Volatility in agri-commodity prices looks likely to continue into next year, particularly for grain and oilseed markets, a new report from Rabobank shows.
A supply squeeze in those markets in the first half was expected to push prices higher before an expected production rebound led to a weakening in the second half of the year.
Soymeal was likely to show the largest price decline by the end of the year, while the bank's analysts expected palm oil to be the strongest performer. The outlook for soft commodity markets - sugar, cocoa and cotton - was neutral to slightly bearish next year.
Weak global economic growth and continued macro-uncertainty might cause a slight drag of demand for agricultural commodities.

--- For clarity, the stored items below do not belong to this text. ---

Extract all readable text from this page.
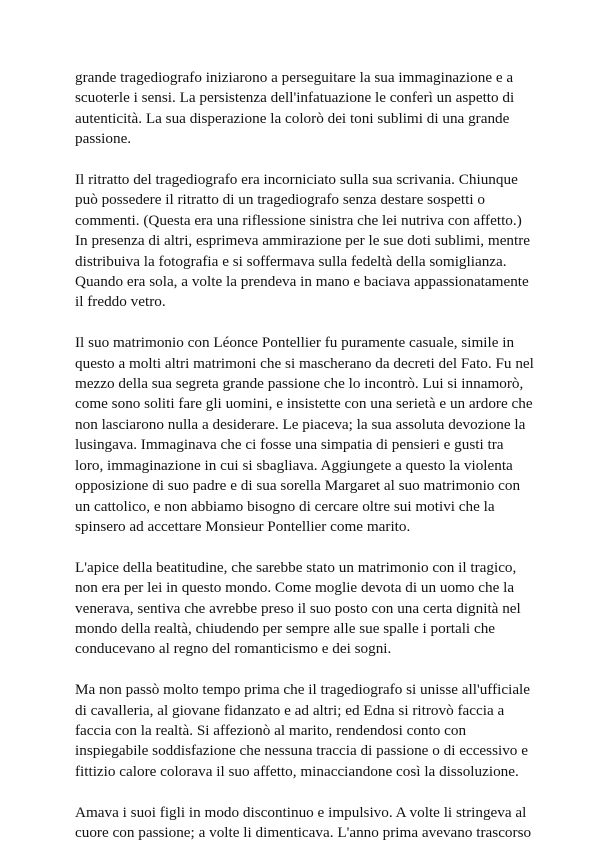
grande tragediografo iniziarono a perseguitare la sua immaginazione e a scuoterle i sensi. La persistenza dell'infatuazione le conferì un aspetto di autenticità. La sua disperazione la colorò dei toni sublimi di una grande passione.

Il ritratto del tragediografo era incorniciato sulla sua scrivania. Chiunque può possedere il ritratto di un tragediografo senza destare sospetti o commenti. (Questa era una riflessione sinistra che lei nutriva con affetto.) In presenza di altri, esprimeva ammirazione per le sue doti sublimi, mentre distribuiva la fotografia e si soffermava sulla fedeltà della somiglianza. Quando era sola, a volte la prendeva in mano e baciava appassionatamente il freddo vetro.

Il suo matrimonio con Léonce Pontellier fu puramente casuale, simile in questo a molti altri matrimoni che si mascherano da decreti del Fato. Fu nel mezzo della sua segreta grande passione che lo incontrò. Lui si innamorò, come sono soliti fare gli uomini, e insistette con una serietà e un ardore che non lasciarono nulla a desiderare. Le piaceva; la sua assoluta devozione la lusingava. Immaginava che ci fosse una simpatia di pensieri e gusti tra loro, immaginazione in cui si sbagliava. Aggiungete a questo la violenta opposizione di suo padre e di sua sorella Margaret al suo matrimonio con un cattolico, e non abbiamo bisogno di cercare oltre sui motivi che la spinsero ad accettare Monsieur Pontellier come marito.

L'apice della beatitudine, che sarebbe stato un matrimonio con il tragico, non era per lei in questo mondo. Come moglie devota di un uomo che la venerava, sentiva che avrebbe preso il suo posto con una certa dignità nel mondo della realtà, chiudendo per sempre alle sue spalle i portali che conducevano al regno del romanticismo e dei sogni.

Ma non passò molto tempo prima che il tragediografo si unisse all'ufficiale di cavalleria, al giovane fidanzato e ad altri; ed Edna si ritrovò faccia a faccia con la realtà. Si affezionò al marito, rendendosi conto con inspiegabile soddisfazione che nessuna traccia di passione o di eccessivo e fittizio calore colorava il suo affetto, minacciandone così la dissoluzione.

Amava i suoi figli in modo discontinuo e impulsivo. A volte li stringeva al cuore con passione; a volte li dimenticava. L'anno prima avevano trascorso
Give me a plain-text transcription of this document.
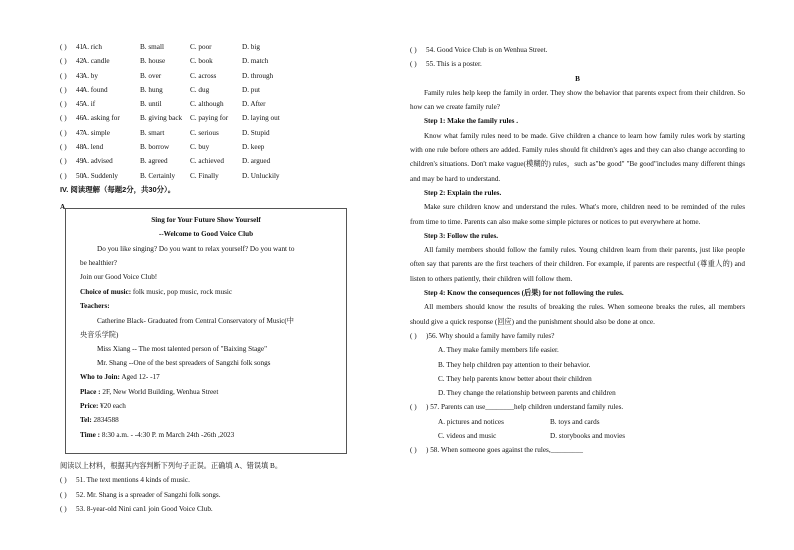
( ) 41
A. rich	B. small	C. poor	D. big
( ) 42
A. candle	B. house	C. book	D. match
( ) 43
A. by	B. over	C. across	D. through
( ) 44
A. found	B. hung	C. dug	D. put
( ) 45
A. if	B. until	C. although	D. After
( ) 46
A. asking for	B. giving back C. paying for D. laying out
( ) 47
A. simple	B. smart	C. serious	D. Stupid
( ) 48
A. lend	B. borrow	C. buy	D. keep
( ) 49
A. advised	B. agreed	C. achieved	D. argued
( ) 50
A. Suddenly	B. Certainly C. Finally	D. Unluckily
IV. 阅读理解（每题2分，共30分）。
A
Sing for Your Future Show Yourself
--Welcome to Good Voice Club
Do you like singing? Do you want to relax yourself? Do you want to
be healthier?
Join our Good Voice Club!
Choice of music: folk music, pop music, rock music
Teachers:
Catherine Black- Graduated from Central Conservatory of Music(中
央音乐学院)
Miss Xiang -- The most talented person of "Baixing Stage"
Mr. Shang --One of the best spreaders of Sangzhi folk songs
Who to Join: Aged 12- -17
Place : 2F, New World Building, Wenhua Street
Price: ¥20 each
Tel: 2834588
Time : 8:30 a.m. - -4:30 P. m March 24th -26th ,2023
阅读以上材料，根据其内容判断下列句子正误。正确填 A、错误填 B。
( ) 51. The text mentions 4 kinds of music.
( ) 52. Mr. Shang is a spreader of Sangzhi folk songs.
( ) 53. 8-year-old Nini can1 join Good Voice Club.
( ) 54. Good Voice Club is on Wenhua Street.
( ) 55. This is a poster.
B
Family rules help keep the family in order. They show the behavior that parents expect from their children. So how can we create family rule?
Step 1: Make the family rules .
Know what family rules need to be made. Give children a chance to learn how family rules work by starting with one rule before others are added. Family rules should fit children's ages and they can also change according to children's situations. Don't make vague(模糊的) rules，such as"be good" "Be good"includes many different things and may be hard to understand.
Step 2: Explain the rules.
Make sure children know and understand the rules. What's more, children need to be reminded of the rules from time to time. Parents can also make some simple pictures or notices to put everywhere at home.
Step 3: Follow the rules.
All family members should follow the family rules. Young children learn from their parents, just like people often say that parents are the first teachers of their children. For example, if parents are respectful (尊重人的) and listen to others patiently, their children will follow them.
Step 4: Know the consequences (后果) for not following the rules.
All members should know the results of breaking the rules. When someone breaks the rules, all members should give a quick response (回应) and the punishment should also be done at once.
( ) )56. Why should a family have family rules?
A. They make family members life easier.
B. They help children pay attention to their behavior.
C. They help parents know better about their children
D. They change the relationship between parents and children
( ) ) 57. Parents can use________help children understand family rules.
A. pictures and notices	B. toys and cards
C. videos and music	D. storybooks and movies
( ) ) 58. When someone goes against the rules,_________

However, a low United States dollar would provide support for prices, said Luke Chandler, who heads Rabobank's agri-commodity markets research department.
The ASB New Zealand commodity price index fell 1 per cent over the week to November 23, as the 1.4 per cent lift in the Kiwi dollar outpaced the 0.4 per cent increase in US dollar commodity prices.
Silver Fern Farms latest market update showed lamb markets remained steady, although most interest was for short-term rather than longer-term programmes.
Economic conditions in Europe were continuing to weigh heavily in key markets, with poor demand for higher-value middle cuts, especially frozen loins. Chilled venison sales were reported as satisfactory.
Asian beef markets remain firm, with beef kills still relatively slow against solid demand for chilled and frozen cuts.
The European market remained a concern, with sluggish demand and heavy inventories of chilled beef.